Robert Fisk: The erosion of free speech
It was the wrong sort of courage and she was defending the freedom of the wrong people
You've got to fight. It's the only conclusion I can draw as I see the renewed erosion of our freedom to discuss the Middle East. The most recent example - and the most shameful - is the cowardly decision of the New York Theatre Workshop to cancel the Royal Court's splendid production of My Name Is Rachel Corrie.
It's the story - in her own words and emails - of the brave young American woman who travelled to Gaza to protect innocent Palestinians and who stood in front of an Israeli bulldozer in an attempt to prevent the driver from destroying a Palestinian home. The bulldozer drove over her and then reversed and crushed her a second time. "My back is broken," she said before she died.

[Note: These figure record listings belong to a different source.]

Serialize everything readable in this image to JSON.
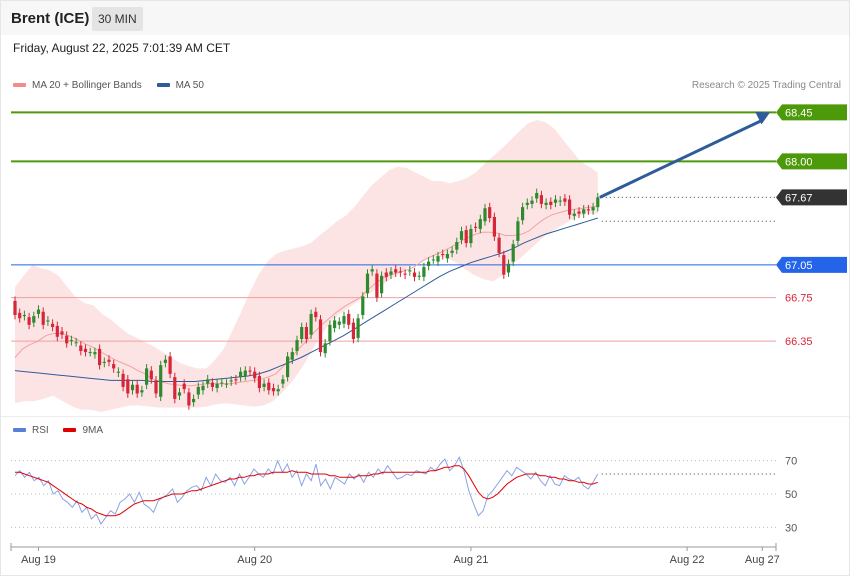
{
  "header": {
    "title": "Brent (ICE)",
    "interval": "30 MIN",
    "datetime": "Friday, August 22, 2025 7:01:39 AM CET"
  },
  "legend": {
    "items": [
      {
        "label": "MA 20 + Bollinger Bands",
        "color": "#f28b8b"
      },
      {
        "label": "MA 50",
        "color": "#2e5b9a"
      }
    ],
    "credit": "Research © 2025 Trading Central"
  },
  "rsi_legend": {
    "items": [
      {
        "label": "RSI",
        "color": "#5b7fd6"
      },
      {
        "label": "9MA",
        "color": "#e00000"
      }
    ]
  },
  "colors": {
    "up": "#2f8a2f",
    "down": "#d6263a",
    "target": "#4c9a0a",
    "pivot": "#2464e8",
    "support": "#d6263a",
    "last": "#333333",
    "arrow": "#2e5b9a",
    "band": "#fde4e4",
    "ma20": "#f5a0a0",
    "ma50": "#2e5b9a",
    "rsi": "#8aa3e3",
    "rsi_ma": "#e00000"
  },
  "chart_data": [
    {
      "type": "candlestick",
      "yrange": [
        65.7,
        68.6
      ],
      "x_ticks": [
        {
          "label": "Aug 19",
          "index": 5
        },
        {
          "label": "Aug 20",
          "index": 51
        },
        {
          "label": "Aug 21",
          "index": 97
        },
        {
          "label": "Aug 22",
          "index": 143
        },
        {
          "label": "Aug 27",
          "index": 159
        }
      ],
      "levels": [
        {
          "value": 68.45,
          "label": "68.45",
          "kind": "target"
        },
        {
          "value": 68.0,
          "label": "68.00",
          "kind": "target"
        },
        {
          "value": 67.67,
          "label": "67.67",
          "kind": "last"
        },
        {
          "value": 67.05,
          "label": "67.05",
          "kind": "pivot"
        },
        {
          "value": 66.75,
          "label": "66.75",
          "kind": "support"
        },
        {
          "value": 66.35,
          "label": "66.35",
          "kind": "support"
        }
      ],
      "candles": [
        [
          66.72,
          66.59
        ],
        [
          66.61,
          66.56
        ],
        [
          66.58,
          66.59
        ],
        [
          66.57,
          66.5
        ],
        [
          66.52,
          66.58
        ],
        [
          66.6,
          66.64
        ],
        [
          66.62,
          66.5
        ],
        [
          66.53,
          66.54
        ],
        [
          66.51,
          66.48
        ],
        [
          66.49,
          66.39
        ],
        [
          66.44,
          66.41
        ],
        [
          66.4,
          66.33
        ],
        [
          66.35,
          66.36
        ],
        [
          66.34,
          66.34
        ],
        [
          66.31,
          66.26
        ],
        [
          66.28,
          66.25
        ],
        [
          66.25,
          66.25
        ],
        [
          66.23,
          66.25
        ],
        [
          66.28,
          66.13
        ],
        [
          66.15,
          66.16
        ],
        [
          66.18,
          66.16
        ],
        [
          66.14,
          66.1
        ],
        [
          66.06,
          66.07
        ],
        [
          66.05,
          65.93
        ],
        [
          66.0,
          65.87
        ],
        [
          65.9,
          65.95
        ],
        [
          65.95,
          65.87
        ],
        [
          65.88,
          65.9
        ],
        [
          65.95,
          66.1
        ],
        [
          66.08,
          66.0
        ],
        [
          65.99,
          65.87
        ],
        [
          65.84,
          66.13
        ],
        [
          66.15,
          66.18
        ],
        [
          66.21,
          66.05
        ],
        [
          66.02,
          65.82
        ],
        [
          65.85,
          65.88
        ],
        [
          65.96,
          65.91
        ],
        [
          65.88,
          65.76
        ],
        [
          65.79,
          65.82
        ],
        [
          65.86,
          65.93
        ],
        [
          65.9,
          65.94
        ],
        [
          65.96,
          66.0
        ],
        [
          65.97,
          65.93
        ],
        [
          65.92,
          65.96
        ],
        [
          65.97,
          65.97
        ],
        [
          65.96,
          65.96
        ],
        [
          65.98,
          65.99
        ],
        [
          66.0,
          65.99
        ],
        [
          66.02,
          66.07
        ],
        [
          66.03,
          66.08
        ],
        [
          66.08,
          66.07
        ],
        [
          66.07,
          66.01
        ],
        [
          66.03,
          65.92
        ],
        [
          65.93,
          65.96
        ],
        [
          65.97,
          65.9
        ],
        [
          65.92,
          65.89
        ],
        [
          65.89,
          65.91
        ],
        [
          65.96,
          66.0
        ],
        [
          66.02,
          66.21
        ],
        [
          66.18,
          66.25
        ],
        [
          66.26,
          66.36
        ],
        [
          66.37,
          66.48
        ],
        [
          66.48,
          66.37
        ],
        [
          66.41,
          66.6
        ],
        [
          66.62,
          66.57
        ],
        [
          66.55,
          66.25
        ],
        [
          66.24,
          66.33
        ],
        [
          66.35,
          66.5
        ],
        [
          66.47,
          66.54
        ],
        [
          66.5,
          66.53
        ],
        [
          66.51,
          66.58
        ],
        [
          66.6,
          66.5
        ],
        [
          66.52,
          66.37
        ],
        [
          66.38,
          66.56
        ],
        [
          66.59,
          66.76
        ],
        [
          66.79,
          66.97
        ],
        [
          66.99,
          67.01
        ],
        [
          66.97,
          66.75
        ],
        [
          66.79,
          66.95
        ],
        [
          66.98,
          66.94
        ],
        [
          66.96,
          66.99
        ],
        [
          67.01,
          66.98
        ],
        [
          66.99,
          66.98
        ],
        [
          66.97,
          66.96
        ],
        [
          66.99,
          67.0
        ],
        [
          66.98,
          66.94
        ],
        [
          66.95,
          66.95
        ],
        [
          66.94,
          67.03
        ],
        [
          67.04,
          67.08
        ],
        [
          67.1,
          67.1
        ],
        [
          67.08,
          67.13
        ],
        [
          67.15,
          67.14
        ],
        [
          67.11,
          67.15
        ],
        [
          67.16,
          67.18
        ],
        [
          67.19,
          67.26
        ],
        [
          67.28,
          67.36
        ],
        [
          67.37,
          67.25
        ],
        [
          67.25,
          67.38
        ],
        [
          67.4,
          67.39
        ],
        [
          67.38,
          67.47
        ],
        [
          67.45,
          67.57
        ],
        [
          67.58,
          67.48
        ],
        [
          67.49,
          67.31
        ],
        [
          67.3,
          67.16
        ],
        [
          67.14,
          66.96
        ],
        [
          66.98,
          67.06
        ],
        [
          67.08,
          67.24
        ],
        [
          67.27,
          67.45
        ],
        [
          67.46,
          67.58
        ],
        [
          67.6,
          67.62
        ],
        [
          67.61,
          67.64
        ],
        [
          67.66,
          67.71
        ],
        [
          67.69,
          67.61
        ],
        [
          67.6,
          67.62
        ],
        [
          67.63,
          67.6
        ],
        [
          67.62,
          67.65
        ],
        [
          67.63,
          67.64
        ],
        [
          67.66,
          67.63
        ],
        [
          67.65,
          67.51
        ],
        [
          67.5,
          67.52
        ],
        [
          67.54,
          67.52
        ],
        [
          67.52,
          67.56
        ],
        [
          67.56,
          67.55
        ],
        [
          67.55,
          67.58
        ],
        [
          67.58,
          67.67
        ]
      ],
      "ma20": [
        66.2,
        66.28,
        66.32,
        66.35,
        66.4,
        66.42,
        66.42,
        66.4,
        66.37,
        66.33,
        66.3,
        66.26,
        66.22,
        66.18,
        66.15,
        66.12,
        66.08,
        66.05,
        66.0,
        65.98,
        65.96,
        65.95,
        65.94,
        65.94,
        65.95,
        65.96,
        65.96,
        65.96,
        65.96,
        65.97,
        65.98,
        65.99,
        66.0,
        66.02,
        66.05,
        66.12,
        66.2,
        66.28,
        66.35,
        66.43,
        66.5,
        66.56,
        66.62,
        66.67,
        66.71,
        66.75,
        66.82,
        66.88,
        66.93,
        66.96,
        66.98,
        67.0,
        67.03,
        67.08,
        67.12,
        67.15,
        67.18,
        67.22,
        67.26,
        67.3,
        67.33,
        67.35,
        67.35,
        67.34,
        67.32,
        67.32,
        67.33,
        67.36,
        67.42,
        67.47,
        67.51,
        67.53,
        67.55,
        67.56,
        67.57,
        67.58,
        67.59
      ],
      "ma50": [
        66.08,
        66.07,
        66.06,
        66.05,
        66.04,
        66.03,
        66.02,
        66.01,
        66.0,
        65.99,
        65.99,
        65.99,
        65.99,
        65.98,
        65.98,
        65.98,
        65.98,
        65.98,
        65.99,
        66.0,
        66.01,
        66.02,
        66.03,
        66.05,
        66.08,
        66.12,
        66.16,
        66.2,
        66.25,
        66.3,
        66.35,
        66.4,
        66.46,
        66.52,
        66.58,
        66.64,
        66.7,
        66.76,
        66.82,
        66.88,
        66.94,
        66.99,
        67.03,
        67.07,
        67.1,
        67.13,
        67.16,
        67.2,
        67.25,
        67.29,
        67.33,
        67.36,
        67.39,
        67.42,
        67.45,
        67.48
      ],
      "band_upper": [
        66.85,
        66.95,
        67.05,
        67.02,
        67.0,
        66.95,
        66.85,
        66.75,
        66.7,
        66.68,
        66.6,
        66.55,
        66.48,
        66.42,
        66.38,
        66.34,
        66.3,
        66.25,
        66.2,
        66.15,
        66.12,
        66.1,
        66.1,
        66.18,
        66.28,
        66.45,
        66.62,
        66.8,
        66.96,
        67.08,
        67.15,
        67.18,
        67.2,
        67.22,
        67.25,
        67.32,
        67.38,
        67.45,
        67.5,
        67.58,
        67.68,
        67.78,
        67.85,
        67.92,
        67.95,
        67.94,
        67.9,
        67.86,
        67.82,
        67.82,
        67.8,
        67.82,
        67.85,
        67.9,
        67.98,
        68.05,
        68.12,
        68.2,
        68.28,
        68.35,
        68.38,
        68.36,
        68.3,
        68.2,
        68.1,
        68.0,
        67.95,
        67.9
      ],
      "band_lower": [
        65.78,
        65.8,
        65.8,
        65.82,
        65.85,
        65.8,
        65.75,
        65.72,
        65.72,
        65.7,
        65.72,
        65.74,
        65.76,
        65.76,
        65.75,
        65.74,
        65.74,
        65.74,
        65.74,
        65.74,
        65.75,
        65.77,
        65.78,
        65.77,
        65.76,
        65.75,
        65.76,
        65.8,
        65.88,
        65.98,
        66.1,
        66.25,
        66.4,
        66.52,
        66.6,
        66.66,
        66.72,
        66.78,
        66.84,
        66.9,
        66.96,
        67.02,
        67.06,
        67.1,
        67.12,
        67.12,
        67.08,
        67.02,
        66.96,
        66.92,
        66.9,
        66.95,
        67.05,
        67.12,
        67.2,
        67.28,
        67.35,
        67.4,
        67.45,
        67.5,
        67.52,
        67.52
      ],
      "forecast": {
        "from_value": 67.67,
        "to_value": 68.45
      }
    },
    {
      "type": "line",
      "title": "RSI",
      "yrange": [
        20,
        80
      ],
      "y_ticks": [
        30,
        50,
        70
      ],
      "rsi": [
        61,
        64,
        60,
        63,
        58,
        60,
        55,
        58,
        50,
        52,
        47,
        45,
        42,
        46,
        39,
        42,
        35,
        38,
        32,
        36,
        40,
        38,
        45,
        47,
        50,
        45,
        51,
        44,
        42,
        39,
        46,
        48,
        50,
        53,
        45,
        48,
        52,
        54,
        55,
        52,
        60,
        55,
        62,
        58,
        57,
        60,
        55,
        62,
        56,
        60,
        65,
        62,
        60,
        65,
        62,
        70,
        63,
        68,
        60,
        64,
        55,
        62,
        58,
        68,
        55,
        59,
        53,
        60,
        58,
        56,
        62,
        59,
        62,
        57,
        63,
        60,
        65,
        62,
        67,
        63,
        59,
        60,
        62,
        61,
        64,
        63,
        62,
        66,
        64,
        68,
        71,
        64,
        67,
        72,
        64,
        52,
        44,
        37,
        40,
        49,
        52,
        56,
        60,
        64,
        61,
        66,
        64,
        62,
        59,
        63,
        58,
        55,
        61,
        56,
        55,
        61,
        59,
        58,
        60,
        55,
        53,
        57,
        62
      ],
      "rsi_ma": [
        63,
        63,
        62,
        61,
        60,
        59,
        58,
        57,
        55,
        53,
        51,
        49,
        47,
        45,
        44,
        42,
        41,
        39,
        38,
        37,
        37,
        37,
        38,
        40,
        42,
        44,
        45,
        46,
        46,
        46,
        47,
        48,
        49,
        50,
        50,
        50,
        51,
        52,
        52,
        53,
        54,
        55,
        56,
        57,
        58,
        59,
        59,
        60,
        60,
        61,
        61,
        62,
        62,
        62,
        63,
        63,
        63,
        63,
        64,
        63,
        63,
        63,
        62,
        62,
        62,
        62,
        61,
        61,
        60,
        60,
        60,
        60,
        61,
        61,
        61,
        62,
        62,
        63,
        63,
        63,
        63,
        63,
        63,
        63,
        63,
        63,
        63,
        64,
        64,
        65,
        66,
        66,
        67,
        67,
        65,
        61,
        56,
        51,
        48,
        47,
        48,
        50,
        53,
        56,
        58,
        60,
        61,
        62,
        62,
        62,
        61,
        61,
        60,
        60,
        59,
        59,
        58,
        58,
        57,
        57,
        56,
        56,
        57
      ]
    }
  ]
}
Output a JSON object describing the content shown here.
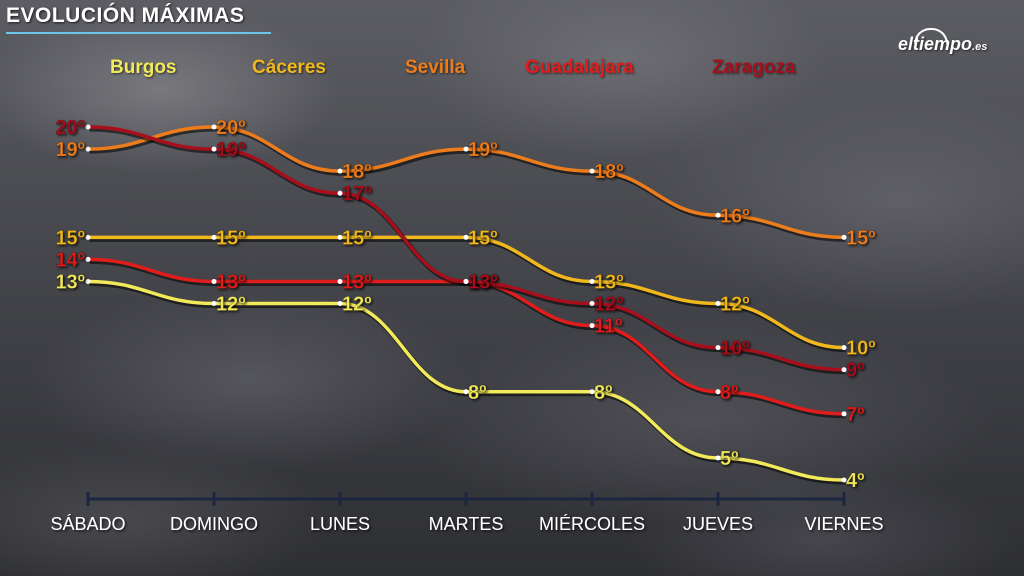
{
  "header": {
    "title": "EVOLUCIÓN MÁXIMAS"
  },
  "logo": {
    "main": "eltiempo",
    "suffix": ".es"
  },
  "chart_data": {
    "type": "line",
    "title": "EVOLUCIÓN MÁXIMAS",
    "categories": [
      "SÁBADO",
      "DOMINGO",
      "LUNES",
      "MARTES",
      "MIÉRCOLES",
      "JUEVES",
      "VIERNES"
    ],
    "unit": "º",
    "legend_position": "top",
    "grid": false,
    "series": [
      {
        "name": "Burgos",
        "color": "#f2ea5a",
        "values": [
          13,
          12,
          12,
          8,
          8,
          5,
          4
        ]
      },
      {
        "name": "Cáceres",
        "color": "#f0b81c",
        "values": [
          15,
          15,
          15,
          15,
          13,
          12,
          10
        ]
      },
      {
        "name": "Sevilla",
        "color": "#ec7c1c",
        "values": [
          19,
          20,
          18,
          19,
          18,
          16,
          15
        ]
      },
      {
        "name": "Guadalajara",
        "color": "#e01c1c",
        "values": [
          14,
          13,
          13,
          13,
          11,
          8,
          7
        ]
      },
      {
        "name": "Zaragoza",
        "color": "#a80f1c",
        "values": [
          20,
          19,
          17,
          13,
          12,
          10,
          9
        ]
      }
    ]
  }
}
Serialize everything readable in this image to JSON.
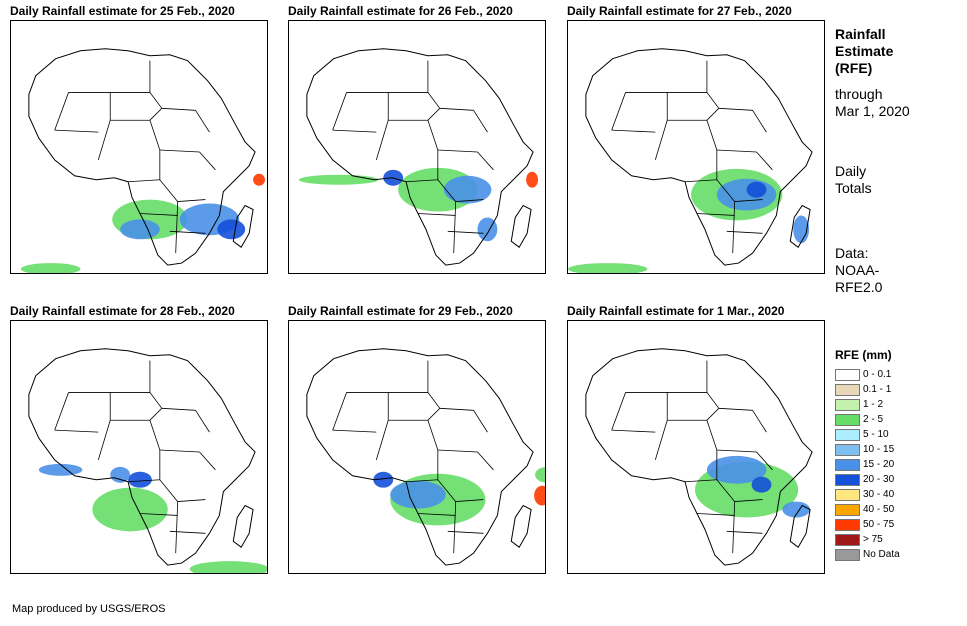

An American heroine, Rachel earned no brownie points from the Bush administration which bangs on about courage and freedom from oppression every few minutes. Rachel's was the wrong sort of courage and she was defending the freedom of the wrong people. But when I read that James Nicola, the New York Theatre Workshop's "artistic director" - his title really should be in quotation marks - had decided to "postpone" the play "indefinitely" because (reader, hold your breath) "in our pre-production planning and our talking around and listening in our communities (sic) in New York, what we heard was that after Ariel Sharon's illness and the election of Hamas. ... we had a very edgy situation", I didn't know whether to laugh or cry.